I would have loved for this movie to have been more focused.  When dealing with incredibly complex financial shenanigans, you need a very clear and easy way for the audience to understand.  Dumb Money doesn't really want to do that.  Writers Lauren Schuker Blum, Rebecca Blum, and Ben Mezrich think that it is sufficient to set up the issue as "Super rich are bad, not super rich are good" and leave it at that.  We are meant to identify with the downtrodden people who rally behind Gill.  Some of these people include:

-Marcus Barcia (Anthony Ramso): a poor Game Stop clerk who gets upset when his manager points out his failure to perform his duties.

-Jenny (America Ferrera): a single-mom nurse who constantly cusses in front of her children and takes first-class plane trips when she has no money.

-Riri (Myha'la Herrold) and Harmony (Talia Ryder): a same-sex college couple whose meet-cute involves (I'm sorry to be graphic), involves extended hand-to-genital contact in front of everyone at a party.

Even Kevin is supposed to come off as a scrappy rebel.  But he comes off as the most unlikeable person in the entire story.  This is partly because Davidson is incredibly off-putting.  But Kevin spends much of the movie as an Uber-Eats driver who eats and drinks the meals he is delivering.  This feels like a disgusting violation that is more visceral than most of the supposed villains of this film.

Speaking of which, the movie doesn't quite know how to handle the people we are supposed to hate.  There is a difference between giving a villain complexity and giving the villain more empathy and likeability than the heroes.
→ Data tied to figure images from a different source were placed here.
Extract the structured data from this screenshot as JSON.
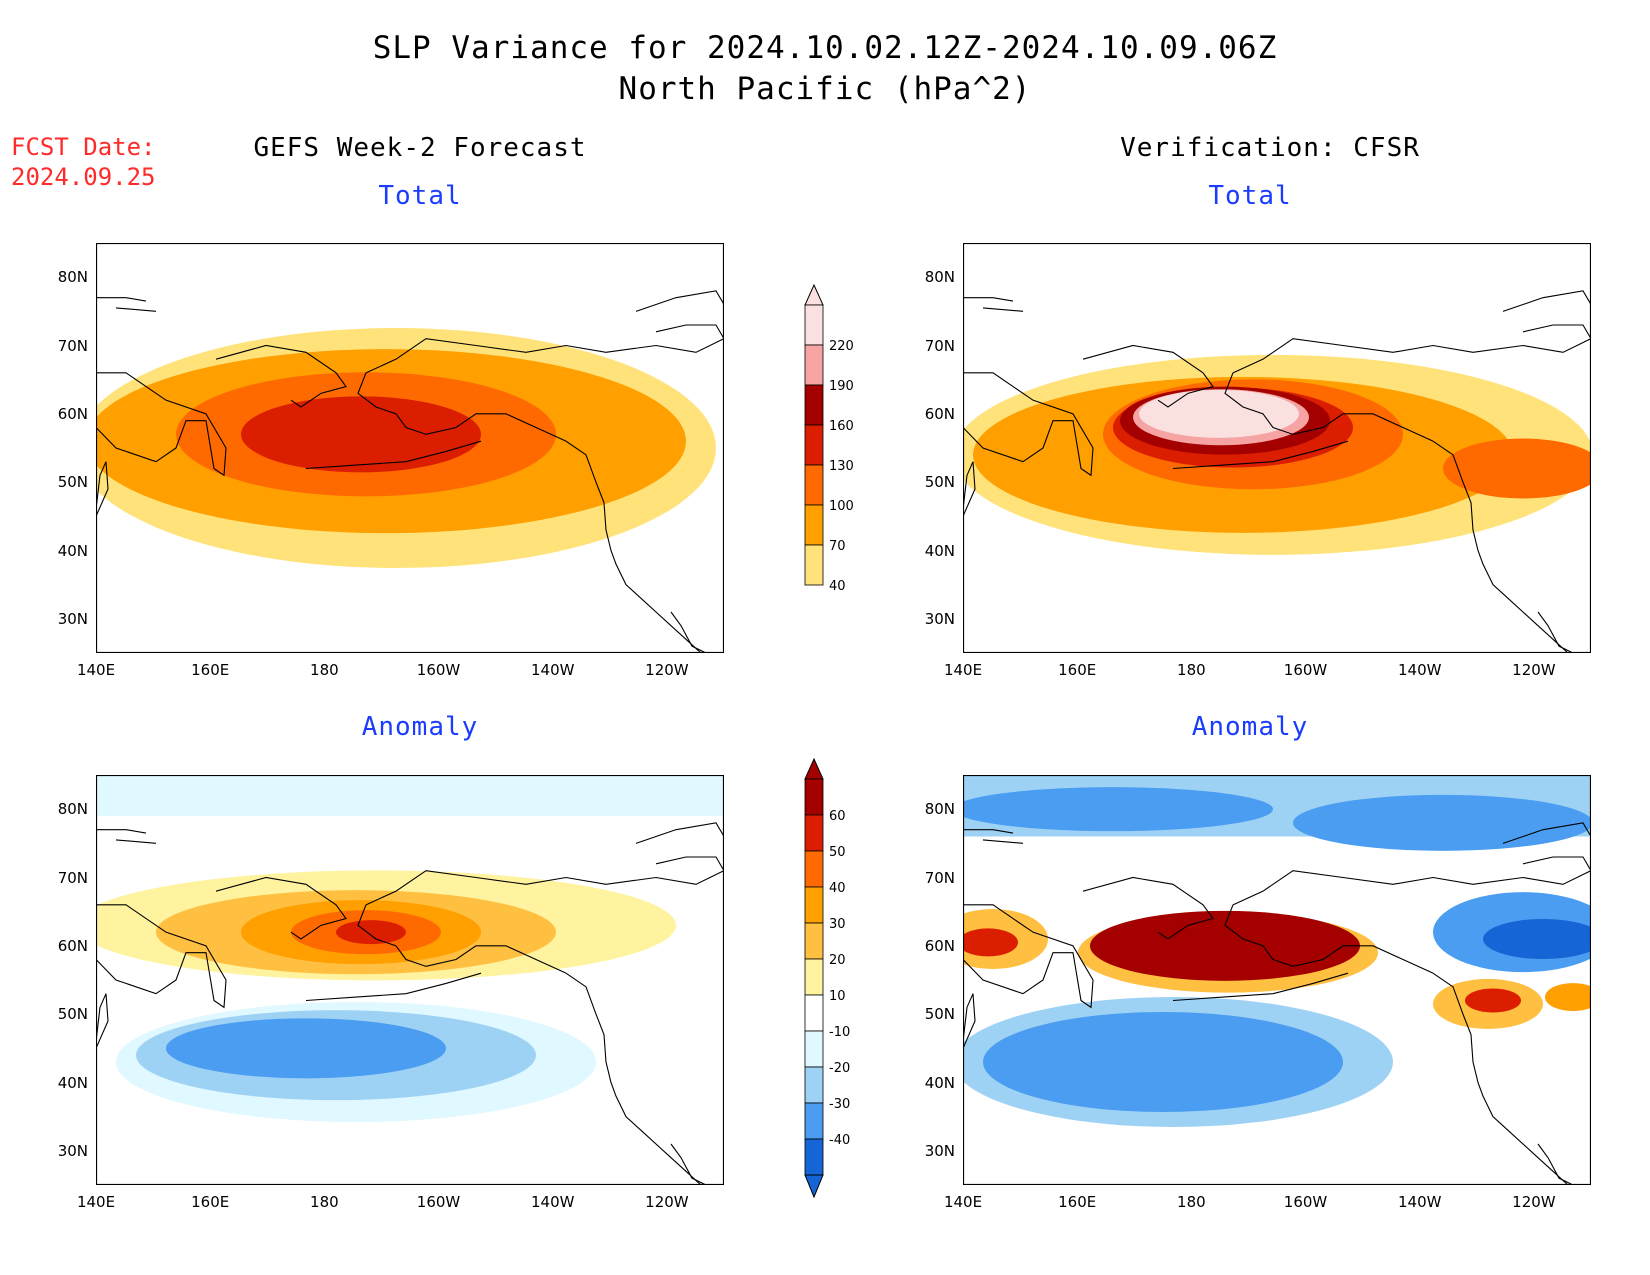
{
  "title": {
    "line1": "SLP Variance for 2024.10.02.12Z-2024.10.09.06Z",
    "line2": "North Pacific (hPa^2)"
  },
  "fcst_date": {
    "label": "FCST Date:",
    "value": "2024.09.25"
  },
  "columns": {
    "left": "GEFS Week-2 Forecast",
    "right": "Verification: CFSR"
  },
  "panels": {
    "top_left": "Total",
    "top_right": "Total",
    "bottom_left": "Anomaly",
    "bottom_right": "Anomaly"
  },
  "axes": {
    "x_ticks": [
      "140E",
      "160E",
      "180",
      "160W",
      "140W",
      "120W"
    ],
    "y_ticks": [
      "80N",
      "70N",
      "60N",
      "50N",
      "40N",
      "30N"
    ],
    "lon_range": "140E to 110W",
    "lat_range": "25N to 85N"
  },
  "colorbars": {
    "total": {
      "levels": [
        "220",
        "190",
        "160",
        "130",
        "100",
        "70",
        "40"
      ],
      "colors": [
        "#fbe0e0",
        "#f5a3a3",
        "#a50000",
        "#dc1e00",
        "#ff6a00",
        "#ff9f00",
        "#ffe37a"
      ]
    },
    "anomaly": {
      "levels": [
        "60",
        "50",
        "40",
        "30",
        "20",
        "10",
        "-10",
        "-20",
        "-30",
        "-40"
      ],
      "colors": [
        "#a50000",
        "#dc1e00",
        "#ff6a00",
        "#ff9f00",
        "#ffbf40",
        "#fff3a0",
        "#ffffff",
        "#e0f8ff",
        "#9ed2f5",
        "#4a9df0",
        "#1565d6"
      ]
    }
  }
}
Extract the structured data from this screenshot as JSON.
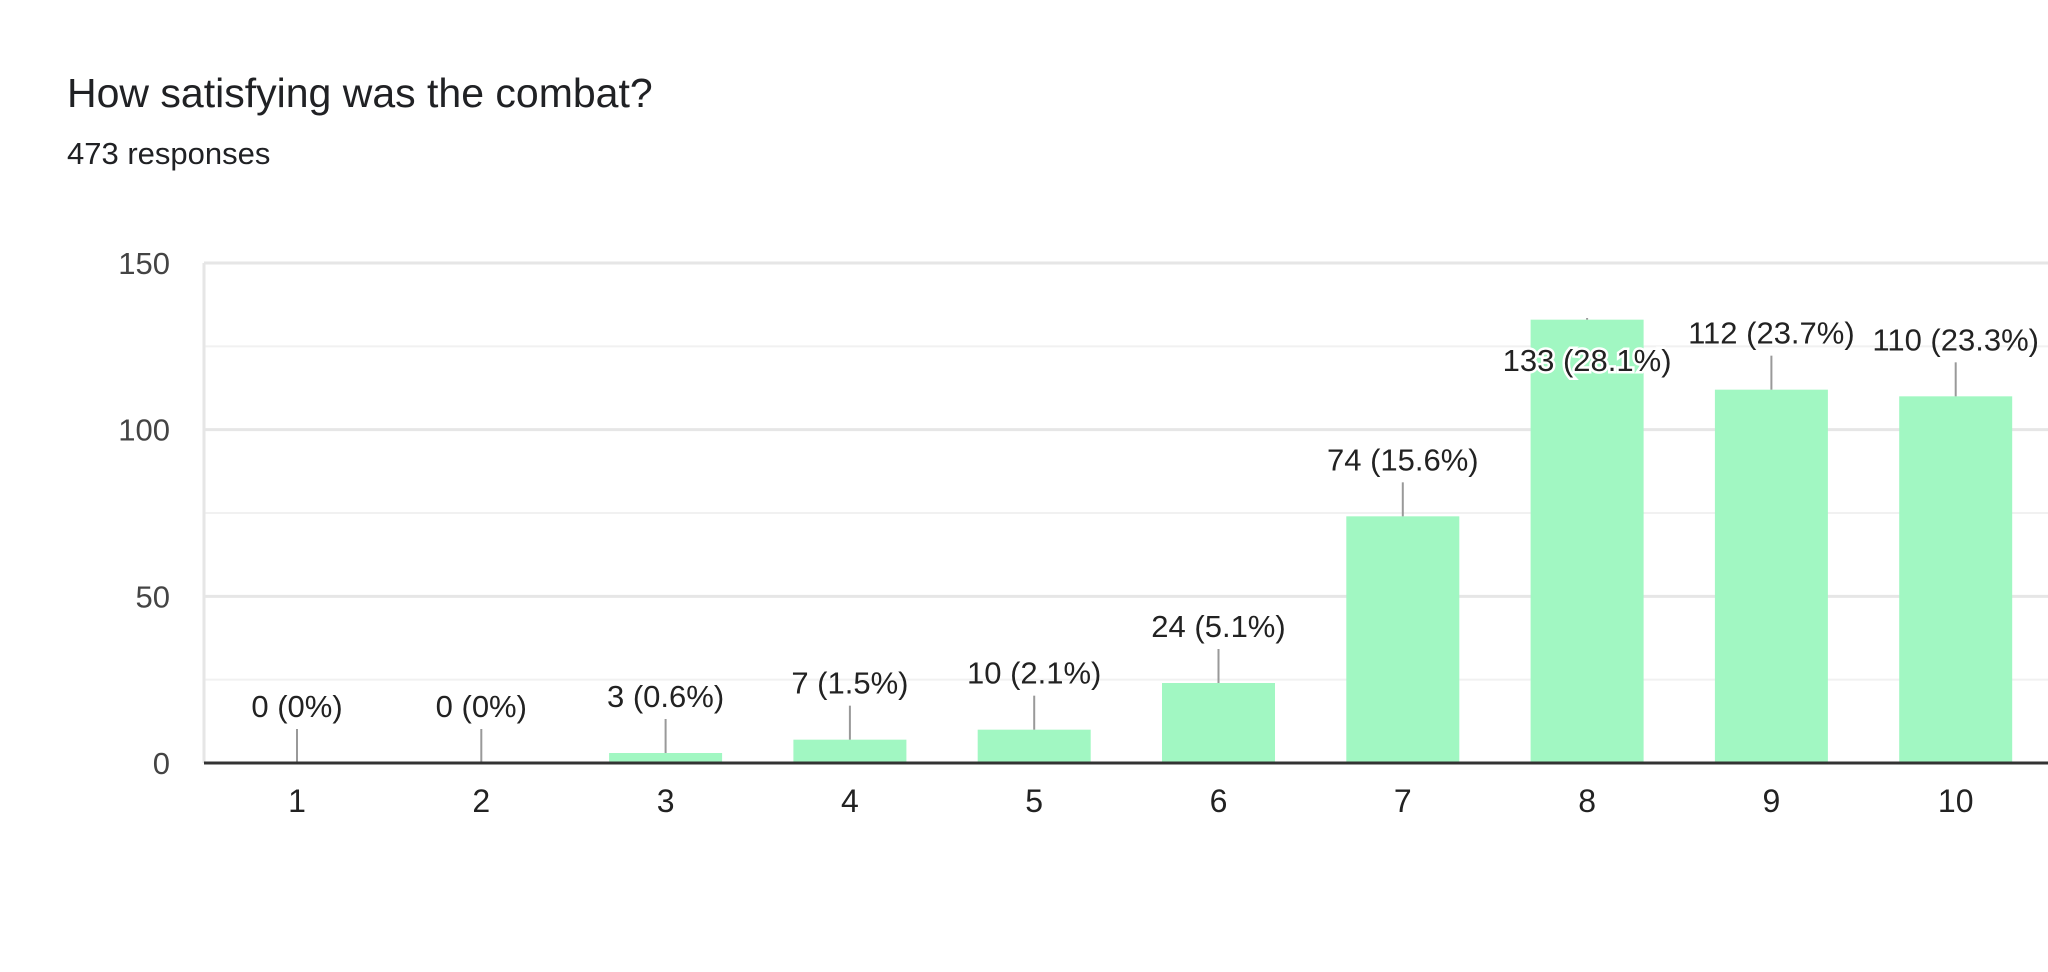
{
  "header": {
    "title": "How satisfying was the combat?",
    "subtitle": "473 responses"
  },
  "chart_data": {
    "type": "bar",
    "title": "How satisfying was the combat?",
    "subtitle": "473 responses",
    "xlabel": "",
    "ylabel": "",
    "categories": [
      "1",
      "2",
      "3",
      "4",
      "5",
      "6",
      "7",
      "8",
      "9",
      "10"
    ],
    "values": [
      0,
      0,
      3,
      7,
      10,
      24,
      74,
      133,
      112,
      110
    ],
    "data_labels": [
      "0 (0%)",
      "0 (0%)",
      "3 (0.6%)",
      "7 (1.5%)",
      "10 (2.1%)",
      "24 (5.1%)",
      "74 (15.6%)",
      "133 (28.1%)",
      "112 (23.7%)",
      "110 (23.3%)"
    ],
    "ylim": [
      0,
      150
    ],
    "yticks": [
      "0",
      "50",
      "100",
      "150"
    ],
    "grid": true,
    "bar_color": "#a1f7c2"
  }
}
Olivia Thrilby plays Plotkin's wife.  She is in very few scenes, but throughout the movie as Melvin Capital begins to lose money, I could not help but think of her and her children.  The movie never gives us a reason to root for her downfall.  Director Craig Gillespie might claim that this is an intentional act of drama, but it is at odds with the class warfare drumbeat of the entire piece.  The only one who comes off as truly horrible is Vlad Tenev (Sebastian Stan), one of the founders of Robinhood.  His shady, smarmy attitude makes us revile him and the way he plays fast and loose with other people's money.  Stan knows how to play the part well.  But with the Plotkin's we are meant to hate them simply because of their wealth.  We are meant to laugh at how out of touch they are.  But they are more relatable than the working-class heroes.  The entire story is framed as an uprising of the downtrodden to take down the corrupt wealthy.  But it never materializes that way.

The movie also doesn't know how to pace itself.  There are several scenes that add very little to the forward narrative and only work if you enjoy spending time with the characters (which you really don't).  

The most likeable person is Gill and that is mostly due to Dano's incredibly affable performance.  He comes across as a well-intentioned person who more motivated by love of Game Stop than he is envy of the rich.  His scenes are the best part of the movie.  All the rest of our "heroes" spend the movie whining and complaining about how unfair life is.  

You have to be really smart to make this movie intelligible to us regular folks.  

But Dumb Money isn't smart.  It's just dumb.